Postmenopausal hormone replacement therapy and cardiovascular disease: the value of transdermal estradiol and micronized progesterone.
Department of Endocrinology and Menopause, Center of Women’s Health, University Women’s Hospital, Tuebingen, Germany.
Most available postmenopausal hormone replacement therapies (HRT) offer similar efficacy, but differ with respect to the cardiovascular risks associated with their use. There is a wealth of evidence to suggest that, unlike oral estrogens, transdermal estradiol does not increase the risk of venous thromboembolism, probably due to its lack of effect on the coagulation cascade, including thrombin generation and resistance to activated protein C, and does not increase the risk of stroke. It is cardioprotective, significantly reducing the incidence of myocardial infarction compared with non-users; it significantly reduces the incidence of new-onset diabetes, a risk factor for myocardial infarction. Micronized progesterone has also been shown not to increase the risk of venous thromboembolism and further reduced the incidence of new-onset diabetes when combined with transdermal estrogen. Micronized progesterone has a neutral effect on the vasculature, including a neutral or beneficial effect on blood pressure. Therefore, experimental and clinical data indicate that transdermal estradiol and micronized progesterone could represent the optimal HRT, particularly in women at risk of adverse events.
Finally, this study from the well respected British Medical Journal (BMJ)

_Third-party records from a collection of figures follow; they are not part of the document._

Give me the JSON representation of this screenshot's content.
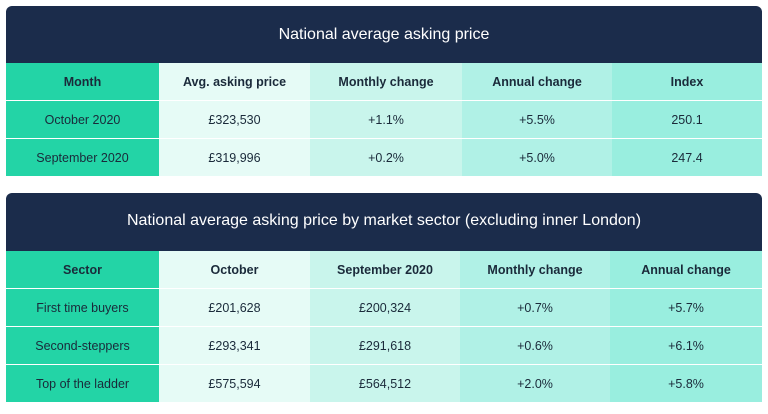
{
  "table1": {
    "title": "National average asking price",
    "headers": [
      "Month",
      "Avg. asking price",
      "Monthly change",
      "Annual change",
      "Index"
    ],
    "rows": [
      [
        "October 2020",
        "£323,530",
        "+1.1%",
        "+5.5%",
        "250.1"
      ],
      [
        "September 2020",
        "£319,996",
        "+0.2%",
        "+5.0%",
        "247.4"
      ]
    ]
  },
  "table2": {
    "title": "National average asking price by market sector (excluding inner London)",
    "headers": [
      "Sector",
      "October",
      "September 2020",
      "Monthly change",
      "Annual change"
    ],
    "rows": [
      [
        "First time buyers",
        "£201,628",
        "£200,324",
        "+0.7%",
        "+5.7%"
      ],
      [
        "Second-steppers",
        "£293,341",
        "£291,618",
        "+0.6%",
        "+6.1%"
      ],
      [
        "Top of the ladder",
        "£575,594",
        "£564,512",
        "+2.0%",
        "+5.8%"
      ]
    ]
  },
  "colors": {
    "banner": "#1b2c4b",
    "col1": "#23d4a6",
    "col2": "#e6fbf6",
    "col3": "#c9f5ec",
    "col4": "#b0f1e6",
    "col5": "#99eedf"
  }
}
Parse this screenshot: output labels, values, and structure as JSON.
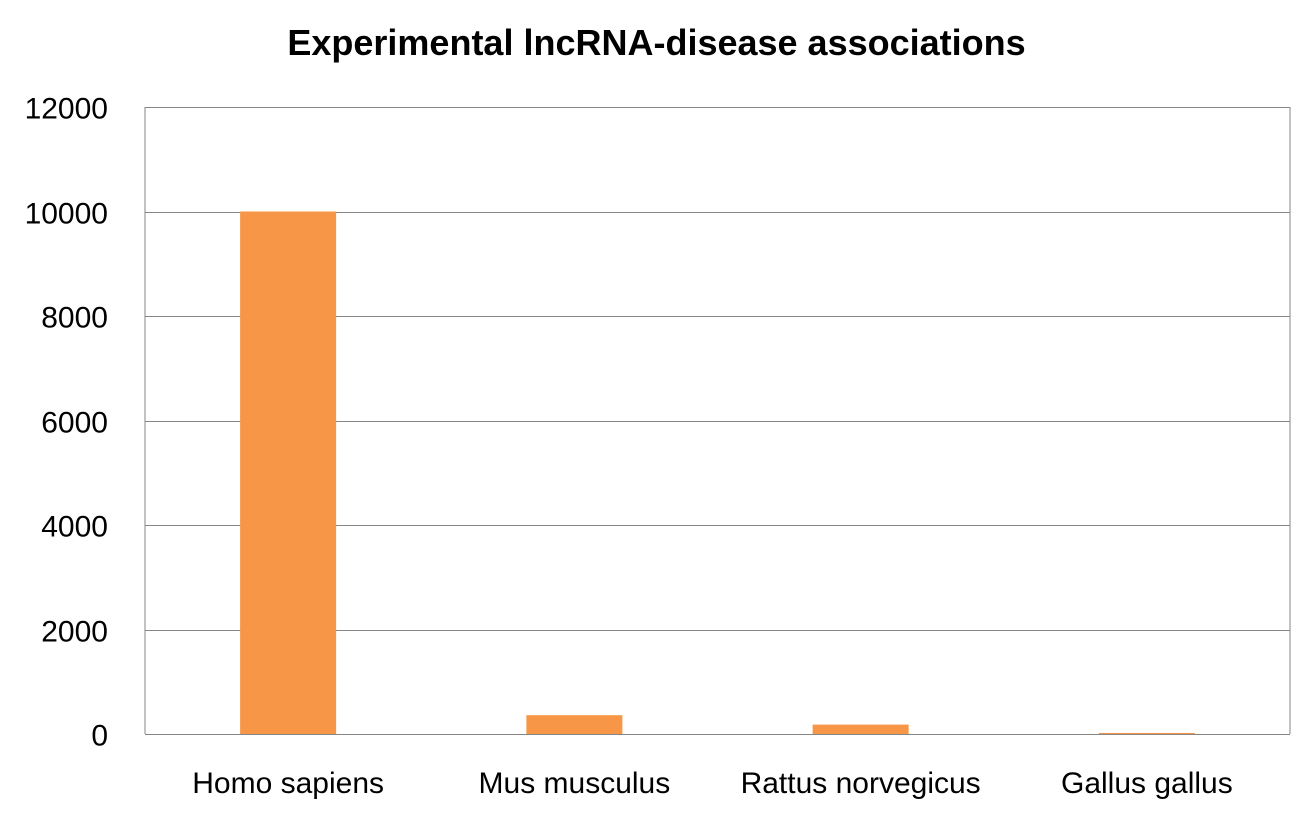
{
  "chart_data": {
    "type": "bar",
    "title": "Experimental lncRNA-disease associations",
    "categories": [
      "Homo sapiens",
      "Mus musculus",
      "Rattus norvegicus",
      "Gallus gallus"
    ],
    "values": [
      10000,
      360,
      180,
      20
    ],
    "xlabel": "",
    "ylabel": "",
    "ylim": [
      0,
      12000
    ],
    "yticks": [
      "0",
      "2000",
      "4000",
      "6000",
      "8000",
      "10000",
      "12000"
    ],
    "grid": true,
    "legend": "none",
    "bar_color": "#F79646"
  }
}
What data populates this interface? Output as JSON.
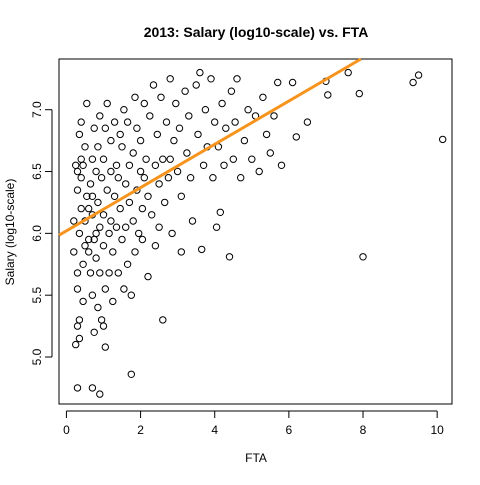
{
  "chart_data": {
    "type": "scatter",
    "title": "2013: Salary (log10-scale) vs. FTA",
    "xlabel": "FTA",
    "ylabel": "Salary (log10-scale)",
    "xlim": [
      -0.2,
      10.4
    ],
    "ylim": [
      4.62,
      7.41
    ],
    "x_ticks": [
      0,
      2,
      4,
      6,
      8,
      10
    ],
    "y_ticks": [
      5.0,
      5.5,
      6.0,
      6.5,
      7.0
    ],
    "x_tick_labels": [
      "0",
      "2",
      "4",
      "6",
      "8",
      "10"
    ],
    "y_tick_labels": [
      "5.0",
      "5.5",
      "6.0",
      "6.5",
      "7.0"
    ],
    "grid": false,
    "point_style": "open-circle",
    "point_color": "#000000",
    "fit_line": {
      "intercept": 6.02,
      "slope": 0.175,
      "color": "#F7941D"
    },
    "points": [
      [
        0.2,
        6.1
      ],
      [
        0.25,
        6.55
      ],
      [
        0.2,
        5.85
      ],
      [
        0.3,
        6.5
      ],
      [
        0.3,
        6.35
      ],
      [
        0.35,
        6.8
      ],
      [
        0.3,
        5.68
      ],
      [
        0.35,
        6.0
      ],
      [
        0.4,
        6.6
      ],
      [
        0.4,
        6.2
      ],
      [
        0.45,
        5.75
      ],
      [
        0.3,
        5.55
      ],
      [
        0.35,
        5.3
      ],
      [
        0.3,
        5.25
      ],
      [
        0.25,
        5.1
      ],
      [
        0.35,
        5.15
      ],
      [
        0.4,
        6.45
      ],
      [
        0.4,
        6.9
      ],
      [
        0.3,
        4.75
      ],
      [
        0.5,
        6.1
      ],
      [
        0.5,
        5.9
      ],
      [
        0.55,
        6.3
      ],
      [
        0.45,
        5.45
      ],
      [
        0.45,
        6.55
      ],
      [
        0.5,
        6.7
      ],
      [
        0.55,
        7.05
      ],
      [
        0.6,
        6.2
      ],
      [
        0.6,
        5.85
      ],
      [
        0.65,
        6.4
      ],
      [
        0.6,
        5.95
      ],
      [
        0.65,
        5.68
      ],
      [
        0.7,
        6.15
      ],
      [
        0.7,
        6.6
      ],
      [
        0.75,
        6.85
      ],
      [
        0.7,
        6.3
      ],
      [
        0.75,
        5.95
      ],
      [
        0.7,
        5.5
      ],
      [
        0.75,
        5.2
      ],
      [
        0.7,
        4.75
      ],
      [
        0.8,
        6.0
      ],
      [
        0.8,
        6.5
      ],
      [
        0.85,
        6.7
      ],
      [
        0.8,
        5.8
      ],
      [
        0.85,
        5.4
      ],
      [
        0.85,
        6.25
      ],
      [
        0.9,
        6.05
      ],
      [
        0.9,
        6.95
      ],
      [
        0.95,
        6.45
      ],
      [
        0.9,
        5.68
      ],
      [
        0.95,
        5.3
      ],
      [
        0.9,
        4.7
      ],
      [
        1.0,
        6.15
      ],
      [
        1.0,
        6.6
      ],
      [
        1.05,
        6.85
      ],
      [
        1.0,
        5.9
      ],
      [
        1.05,
        5.55
      ],
      [
        1.0,
        5.25
      ],
      [
        1.05,
        5.08
      ],
      [
        1.1,
        6.35
      ],
      [
        1.1,
        7.05
      ],
      [
        1.15,
        6.0
      ],
      [
        1.15,
        5.68
      ],
      [
        1.2,
        6.5
      ],
      [
        1.2,
        6.75
      ],
      [
        1.2,
        6.1
      ],
      [
        1.25,
        5.85
      ],
      [
        1.25,
        5.45
      ],
      [
        1.3,
        6.3
      ],
      [
        1.3,
        6.9
      ],
      [
        1.35,
        6.55
      ],
      [
        1.35,
        6.05
      ],
      [
        1.4,
        5.68
      ],
      [
        1.4,
        6.45
      ],
      [
        1.45,
        6.8
      ],
      [
        1.45,
        6.2
      ],
      [
        1.5,
        5.95
      ],
      [
        1.5,
        6.7
      ],
      [
        1.55,
        7.0
      ],
      [
        1.55,
        5.55
      ],
      [
        1.6,
        6.4
      ],
      [
        1.6,
        6.05
      ],
      [
        1.65,
        6.9
      ],
      [
        1.65,
        5.75
      ],
      [
        1.7,
        6.25
      ],
      [
        1.7,
        6.55
      ],
      [
        1.75,
        5.5
      ],
      [
        1.75,
        4.86
      ],
      [
        1.8,
        6.65
      ],
      [
        1.8,
        6.1
      ],
      [
        1.85,
        7.1
      ],
      [
        1.85,
        5.85
      ],
      [
        1.9,
        6.35
      ],
      [
        1.9,
        6.85
      ],
      [
        1.95,
        6.0
      ],
      [
        2.0,
        6.5
      ],
      [
        2.0,
        6.75
      ],
      [
        2.05,
        6.2
      ],
      [
        2.05,
        5.95
      ],
      [
        2.1,
        7.05
      ],
      [
        2.1,
        6.45
      ],
      [
        2.15,
        6.6
      ],
      [
        2.2,
        5.65
      ],
      [
        2.2,
        6.3
      ],
      [
        2.25,
        6.95
      ],
      [
        2.3,
        6.15
      ],
      [
        2.35,
        7.2
      ],
      [
        2.4,
        6.55
      ],
      [
        2.4,
        5.9
      ],
      [
        2.45,
        6.8
      ],
      [
        2.5,
        6.4
      ],
      [
        2.5,
        6.05
      ],
      [
        2.55,
        7.1
      ],
      [
        2.6,
        5.3
      ],
      [
        2.6,
        6.6
      ],
      [
        2.65,
        6.25
      ],
      [
        2.7,
        6.9
      ],
      [
        2.75,
        6.45
      ],
      [
        2.8,
        7.25
      ],
      [
        2.8,
        6.6
      ],
      [
        2.85,
        6.0
      ],
      [
        2.9,
        6.75
      ],
      [
        2.95,
        7.05
      ],
      [
        3.0,
        6.5
      ],
      [
        3.05,
        6.85
      ],
      [
        3.1,
        5.85
      ],
      [
        3.1,
        6.3
      ],
      [
        3.2,
        7.15
      ],
      [
        3.25,
        6.65
      ],
      [
        3.3,
        6.95
      ],
      [
        3.35,
        6.45
      ],
      [
        3.4,
        6.1
      ],
      [
        3.5,
        7.2
      ],
      [
        3.55,
        6.8
      ],
      [
        3.6,
        7.3
      ],
      [
        3.65,
        5.87
      ],
      [
        3.7,
        6.55
      ],
      [
        3.75,
        7.0
      ],
      [
        3.8,
        6.7
      ],
      [
        3.9,
        7.25
      ],
      [
        3.95,
        6.45
      ],
      [
        4.0,
        6.9
      ],
      [
        4.05,
        6.05
      ],
      [
        4.1,
        6.7
      ],
      [
        4.15,
        6.17
      ],
      [
        4.2,
        7.05
      ],
      [
        4.25,
        6.55
      ],
      [
        4.3,
        6.85
      ],
      [
        4.4,
        5.81
      ],
      [
        4.45,
        7.15
      ],
      [
        4.5,
        6.6
      ],
      [
        4.55,
        6.9
      ],
      [
        4.6,
        7.25
      ],
      [
        4.7,
        6.45
      ],
      [
        4.8,
        6.75
      ],
      [
        4.9,
        7.0
      ],
      [
        5.0,
        6.6
      ],
      [
        5.1,
        6.95
      ],
      [
        5.2,
        6.5
      ],
      [
        5.3,
        7.1
      ],
      [
        5.4,
        6.8
      ],
      [
        5.5,
        6.65
      ],
      [
        5.6,
        6.95
      ],
      [
        5.7,
        7.22
      ],
      [
        5.8,
        6.55
      ],
      [
        6.1,
        7.22
      ],
      [
        6.2,
        6.78
      ],
      [
        6.5,
        6.9
      ],
      [
        7.0,
        7.23
      ],
      [
        7.05,
        7.12
      ],
      [
        7.6,
        7.3
      ],
      [
        7.9,
        7.13
      ],
      [
        8.0,
        5.81
      ],
      [
        9.35,
        7.22
      ],
      [
        9.5,
        7.28
      ],
      [
        10.15,
        6.76
      ]
    ]
  }
}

Effect of hormone replacement therapy on cardiovascular events in recently postmenopausal women: randomised trialCite this as: BMJ 2012;345:e6409
Objective To investigate the long term effect of hormone replacement therapy on cardiovascular outcomes in recently postmenopausal women.
Results At inclusion the women on average were aged 50 and had been postmenopausal for seven months. After 10 years of intervention, 16 women in the treatment group experienced the primary composite endpoint compared with 33 in the control group (hazard ratio 0.48, 95% confidence interval 0.26 to 0.87; P=0.015) and 15 died compared with 26 (0.57, 0.30 to 1.08; P=0.084). The reduction in cardiovascular events was not associated with an increase in any cancer (36 in treated group v 39 in control group, 0.92, 0.58 to 1.45; P=0.71) or in breast cancer (10 in treated group v 17 in control group, 0.58, 0.27 to 1.27; P=0.17). The hazard ratio for deep vein thrombosis (2 in treated group v 1 in control group) was 2.01 (0.18 to 22.16) and for stroke (11 in treated group v14 in control group) was 0.77 (0.35 to 1.70). After 16 years the reduction in the primary composite outcome was still present and not associated with an increase in any cancer.
Conclusions After 10 years of randomised treatment, women receiving hormone replacement therapy early after menopause had a significantly reduced risk of mortality, heart failure, or myocardial infarction, without any apparent increase in risk of cancer, venous thromboembolism, or stroke.